According to the publication, while the effectiveness of such products is not entirely clear due to the lack of regulation, a group of brands are bringing cellular beauty to the fore. For starters, skin care brand Haoma Land claims to naturally reverse the signs of aging and improve skin health with powerful plant-based formulas that target the root causes of cellular breakdown, like stress or environmental damage. In addition to slowing down these processes, Huron mentioned how the brand’s formulas flood the skin with antioxidants and fortifying activities to help support cellular health and make them more resistant to long-term breakdown.

Other innovative topical brands in cellular health include CellularMd and Elysee Health.
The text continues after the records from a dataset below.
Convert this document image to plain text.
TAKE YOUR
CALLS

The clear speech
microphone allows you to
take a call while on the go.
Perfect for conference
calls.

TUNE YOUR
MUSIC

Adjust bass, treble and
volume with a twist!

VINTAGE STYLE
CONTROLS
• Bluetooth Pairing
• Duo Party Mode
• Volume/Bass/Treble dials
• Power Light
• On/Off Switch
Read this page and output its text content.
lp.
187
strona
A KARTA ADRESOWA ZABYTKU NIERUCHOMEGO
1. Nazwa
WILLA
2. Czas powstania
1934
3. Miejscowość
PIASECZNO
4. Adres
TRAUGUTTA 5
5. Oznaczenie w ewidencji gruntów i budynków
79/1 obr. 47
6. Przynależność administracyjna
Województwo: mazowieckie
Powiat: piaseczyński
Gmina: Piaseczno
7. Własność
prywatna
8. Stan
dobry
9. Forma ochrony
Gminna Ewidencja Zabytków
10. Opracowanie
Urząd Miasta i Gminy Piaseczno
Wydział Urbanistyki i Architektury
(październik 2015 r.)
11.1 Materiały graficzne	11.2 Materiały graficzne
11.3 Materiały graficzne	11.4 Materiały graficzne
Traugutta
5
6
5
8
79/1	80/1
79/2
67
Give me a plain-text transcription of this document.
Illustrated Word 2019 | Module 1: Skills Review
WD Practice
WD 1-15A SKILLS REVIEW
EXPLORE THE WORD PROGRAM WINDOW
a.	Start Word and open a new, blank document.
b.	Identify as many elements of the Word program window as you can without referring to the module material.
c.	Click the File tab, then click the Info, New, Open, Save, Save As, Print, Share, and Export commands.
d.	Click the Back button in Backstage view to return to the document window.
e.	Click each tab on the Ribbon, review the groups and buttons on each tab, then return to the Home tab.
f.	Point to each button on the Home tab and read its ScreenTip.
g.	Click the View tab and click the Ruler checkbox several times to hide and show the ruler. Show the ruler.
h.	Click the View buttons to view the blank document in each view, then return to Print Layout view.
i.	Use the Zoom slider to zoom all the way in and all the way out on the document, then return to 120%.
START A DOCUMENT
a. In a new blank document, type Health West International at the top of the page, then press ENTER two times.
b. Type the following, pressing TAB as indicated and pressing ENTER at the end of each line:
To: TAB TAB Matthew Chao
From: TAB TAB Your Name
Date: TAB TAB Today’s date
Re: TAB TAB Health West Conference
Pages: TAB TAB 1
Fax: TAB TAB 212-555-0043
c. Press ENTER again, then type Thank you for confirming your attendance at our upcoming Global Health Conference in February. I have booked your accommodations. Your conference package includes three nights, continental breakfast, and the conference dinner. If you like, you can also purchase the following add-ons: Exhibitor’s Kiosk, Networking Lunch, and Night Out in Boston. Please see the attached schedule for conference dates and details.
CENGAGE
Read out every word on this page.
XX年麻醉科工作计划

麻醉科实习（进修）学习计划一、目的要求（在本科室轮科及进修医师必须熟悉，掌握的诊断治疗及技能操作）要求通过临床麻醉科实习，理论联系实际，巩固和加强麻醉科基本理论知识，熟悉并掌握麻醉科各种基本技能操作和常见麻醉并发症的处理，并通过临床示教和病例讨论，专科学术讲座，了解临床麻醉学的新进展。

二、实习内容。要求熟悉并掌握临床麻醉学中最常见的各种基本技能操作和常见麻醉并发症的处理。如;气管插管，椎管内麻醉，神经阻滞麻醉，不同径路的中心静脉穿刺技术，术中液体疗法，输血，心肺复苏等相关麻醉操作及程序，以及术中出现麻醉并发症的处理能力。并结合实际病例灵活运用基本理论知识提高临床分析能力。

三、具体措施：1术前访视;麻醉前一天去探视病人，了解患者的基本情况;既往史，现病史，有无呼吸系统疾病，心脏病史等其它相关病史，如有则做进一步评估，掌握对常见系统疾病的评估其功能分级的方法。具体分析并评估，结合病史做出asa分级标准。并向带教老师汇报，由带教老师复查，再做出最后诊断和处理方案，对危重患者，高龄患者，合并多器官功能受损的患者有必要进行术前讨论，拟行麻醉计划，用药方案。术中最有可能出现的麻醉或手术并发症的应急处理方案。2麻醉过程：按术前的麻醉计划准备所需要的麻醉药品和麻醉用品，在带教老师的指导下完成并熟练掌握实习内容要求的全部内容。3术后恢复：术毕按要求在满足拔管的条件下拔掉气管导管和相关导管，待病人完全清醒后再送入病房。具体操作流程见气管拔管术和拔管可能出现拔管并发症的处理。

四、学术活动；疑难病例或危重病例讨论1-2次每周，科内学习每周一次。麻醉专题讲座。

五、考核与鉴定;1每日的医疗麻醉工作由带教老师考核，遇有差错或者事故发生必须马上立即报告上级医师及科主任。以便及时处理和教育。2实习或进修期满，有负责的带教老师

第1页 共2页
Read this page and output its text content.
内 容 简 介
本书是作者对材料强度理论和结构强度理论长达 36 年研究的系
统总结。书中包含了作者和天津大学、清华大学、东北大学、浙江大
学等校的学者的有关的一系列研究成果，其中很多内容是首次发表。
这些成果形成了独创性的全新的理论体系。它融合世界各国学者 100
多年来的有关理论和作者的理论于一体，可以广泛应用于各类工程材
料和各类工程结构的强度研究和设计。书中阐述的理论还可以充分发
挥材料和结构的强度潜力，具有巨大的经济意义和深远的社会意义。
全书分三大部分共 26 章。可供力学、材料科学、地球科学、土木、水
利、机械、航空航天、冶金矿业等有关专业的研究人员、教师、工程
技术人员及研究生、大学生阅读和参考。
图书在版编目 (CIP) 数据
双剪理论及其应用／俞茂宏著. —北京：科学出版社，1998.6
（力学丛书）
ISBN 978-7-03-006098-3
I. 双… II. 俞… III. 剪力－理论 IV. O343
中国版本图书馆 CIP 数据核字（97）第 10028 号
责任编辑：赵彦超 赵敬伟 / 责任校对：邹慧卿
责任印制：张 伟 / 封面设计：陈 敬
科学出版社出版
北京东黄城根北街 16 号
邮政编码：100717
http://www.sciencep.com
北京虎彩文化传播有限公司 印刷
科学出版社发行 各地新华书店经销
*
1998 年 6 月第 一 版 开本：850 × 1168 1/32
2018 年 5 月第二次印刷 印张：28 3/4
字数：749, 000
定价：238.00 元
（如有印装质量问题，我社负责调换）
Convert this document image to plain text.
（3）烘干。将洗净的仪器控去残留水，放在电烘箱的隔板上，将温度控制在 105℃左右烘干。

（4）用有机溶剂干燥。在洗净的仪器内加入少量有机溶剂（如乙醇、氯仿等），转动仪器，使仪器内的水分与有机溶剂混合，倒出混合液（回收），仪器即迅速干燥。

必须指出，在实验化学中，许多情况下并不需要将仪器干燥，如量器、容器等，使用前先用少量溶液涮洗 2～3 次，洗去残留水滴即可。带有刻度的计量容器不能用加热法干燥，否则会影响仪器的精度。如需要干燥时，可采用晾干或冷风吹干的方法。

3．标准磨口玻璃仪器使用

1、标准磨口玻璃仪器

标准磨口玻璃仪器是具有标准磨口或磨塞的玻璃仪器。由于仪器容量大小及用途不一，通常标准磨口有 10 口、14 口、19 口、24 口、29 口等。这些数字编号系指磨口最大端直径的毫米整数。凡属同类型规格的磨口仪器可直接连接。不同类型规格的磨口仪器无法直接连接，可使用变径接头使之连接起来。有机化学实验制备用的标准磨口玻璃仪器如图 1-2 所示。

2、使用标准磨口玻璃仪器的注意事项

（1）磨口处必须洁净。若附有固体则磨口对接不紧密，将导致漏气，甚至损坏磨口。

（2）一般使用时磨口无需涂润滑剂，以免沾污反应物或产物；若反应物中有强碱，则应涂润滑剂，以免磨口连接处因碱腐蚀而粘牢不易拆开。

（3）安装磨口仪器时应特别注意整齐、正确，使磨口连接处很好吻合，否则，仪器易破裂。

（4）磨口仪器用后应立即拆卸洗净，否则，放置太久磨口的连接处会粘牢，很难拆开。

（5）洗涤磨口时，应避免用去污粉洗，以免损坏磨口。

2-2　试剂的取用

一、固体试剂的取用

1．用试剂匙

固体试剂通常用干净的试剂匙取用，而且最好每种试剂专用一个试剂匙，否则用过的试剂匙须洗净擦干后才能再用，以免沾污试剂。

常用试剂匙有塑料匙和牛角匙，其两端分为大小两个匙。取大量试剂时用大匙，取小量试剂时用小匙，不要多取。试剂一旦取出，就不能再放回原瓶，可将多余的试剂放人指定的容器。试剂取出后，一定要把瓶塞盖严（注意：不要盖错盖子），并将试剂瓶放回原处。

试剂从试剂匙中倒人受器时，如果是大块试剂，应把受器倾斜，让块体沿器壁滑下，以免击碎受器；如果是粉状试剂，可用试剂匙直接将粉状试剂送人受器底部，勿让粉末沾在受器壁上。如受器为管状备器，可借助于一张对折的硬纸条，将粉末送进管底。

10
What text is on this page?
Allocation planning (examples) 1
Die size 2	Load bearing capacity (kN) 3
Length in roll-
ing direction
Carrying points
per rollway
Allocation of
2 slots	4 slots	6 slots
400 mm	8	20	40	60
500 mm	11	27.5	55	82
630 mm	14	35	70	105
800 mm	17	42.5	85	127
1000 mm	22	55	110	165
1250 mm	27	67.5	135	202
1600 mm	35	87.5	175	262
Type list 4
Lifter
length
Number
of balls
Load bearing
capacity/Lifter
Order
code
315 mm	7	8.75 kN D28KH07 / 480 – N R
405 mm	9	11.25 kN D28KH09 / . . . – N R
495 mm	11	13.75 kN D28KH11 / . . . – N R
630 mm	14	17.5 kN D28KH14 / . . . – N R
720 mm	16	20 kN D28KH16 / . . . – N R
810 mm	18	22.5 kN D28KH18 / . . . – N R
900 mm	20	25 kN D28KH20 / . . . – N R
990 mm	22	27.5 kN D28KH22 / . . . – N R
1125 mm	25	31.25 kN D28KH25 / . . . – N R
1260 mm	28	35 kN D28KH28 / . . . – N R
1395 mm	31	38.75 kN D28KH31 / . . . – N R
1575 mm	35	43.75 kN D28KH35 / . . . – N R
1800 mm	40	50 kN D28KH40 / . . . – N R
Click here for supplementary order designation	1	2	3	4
While the former centers on its motto that “skin care is a science,” the latter pushes the boundaries in terms of how far supplements can go to reverse the effects of aging at the cellular level. Dazed Beauty also noted how Elysium Health is selling Indexan at-home “biological age test” that can help determine how fast you are aging and ultimately monitor how fast your cells are breaking down.

While the supplement market was the first to go cellular, injectables are the latest addition to the approach. Cue plasma-rich platelet (PRP) injections, commonly known as vampire facials. Instead of foreign fillers and neurotoxins, the procedure involves taking a vial of your own blood, spinning it in a centrifuge to separate the plasma and other cells, then injecting it back into your skin. Since plasma is a healing cell, the all-natural fluid supposedly works to repair damage at and around the injection site, revealing healthier skin for months to come.

Although Huron claims cellular beauty is a sneaky repackaging of the anti-aging movement, she noted how the trend would continue — as the biohacking movement (where you “hack” your body to help it function more efficiently) is gaining momentum. “Additionally, we are seeing a real interest among consumers to proactively address their health and implement routines, rituals and products that can help treat, prevent and slow issues before they arise. do not arise,” she added.

While the concept of cellular beauty is nothing new so to speak, the addition of the term “cellular beauty” into the wellness lexicon might just initiate more brands into its folds. Currently considered “the most promising development in skincare“, the approach is undoubtedly here to stay. After all, what could be more fundamental than the health of your cells in the long term, right?